Graduate Studies
If you are considering graduate work in Near Eastern Studies, this site should tell you most of what you need to know about the possibilities for such study at Princeton.
Princeton has considerable attractions to offer you. It has a large and well-known faculty, an unusually good library, five-year funding, and a pleasant small-town environment. These are not, however, the factors that should weigh most heavily with you if and when you come to choose between Princeton and the handful of other American universities offering comparable programs.
If you have been an undergraduate at an American institution, you have probably been exposed to a large and frequently changing cast of faculty. Graduate life is different: graduate students spend most of their years of study working closely with two or three faculty at most. Choosing them is more important than choosing the institution they happen to belong to.

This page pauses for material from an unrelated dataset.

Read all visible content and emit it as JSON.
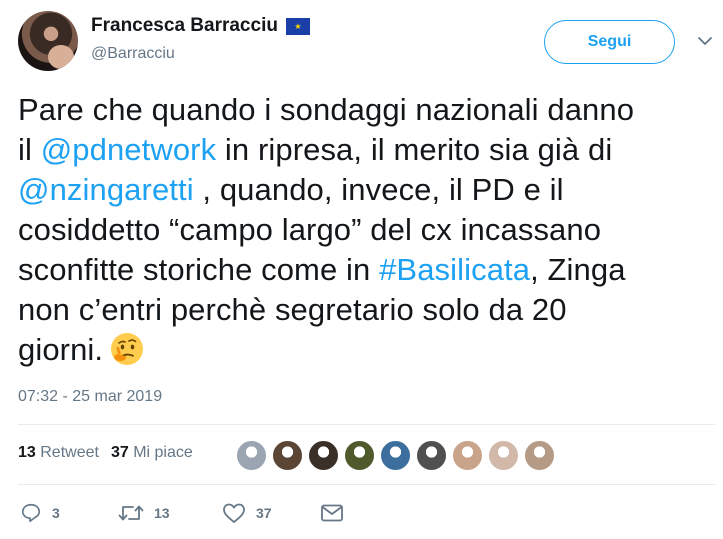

For prospective graduate students the faculty profiles are the most important feature of this Web site and may be found under the People tab on the menu at left. You should read them all, since taken together they tell you a great deal about the character and resources of Near Eastern Studies at Princeton. It is for this reason that we have included not just core faculty in the Near Eastern Studies Department, but also part-time faculty, emeriti, and faculty in other departments. You should, however, pay special attention to the profiles of the Department's core faculty. If there are two or three faculty members whose interests and approaches mesh with yours, apply for admission to the Department.
To help you explore the interests of relevant faculty, we have included a section entitled "representative publications" in the profile of each full-time member of the Department. If you want to know us better, the first thing that you can do is to read some of what we have written.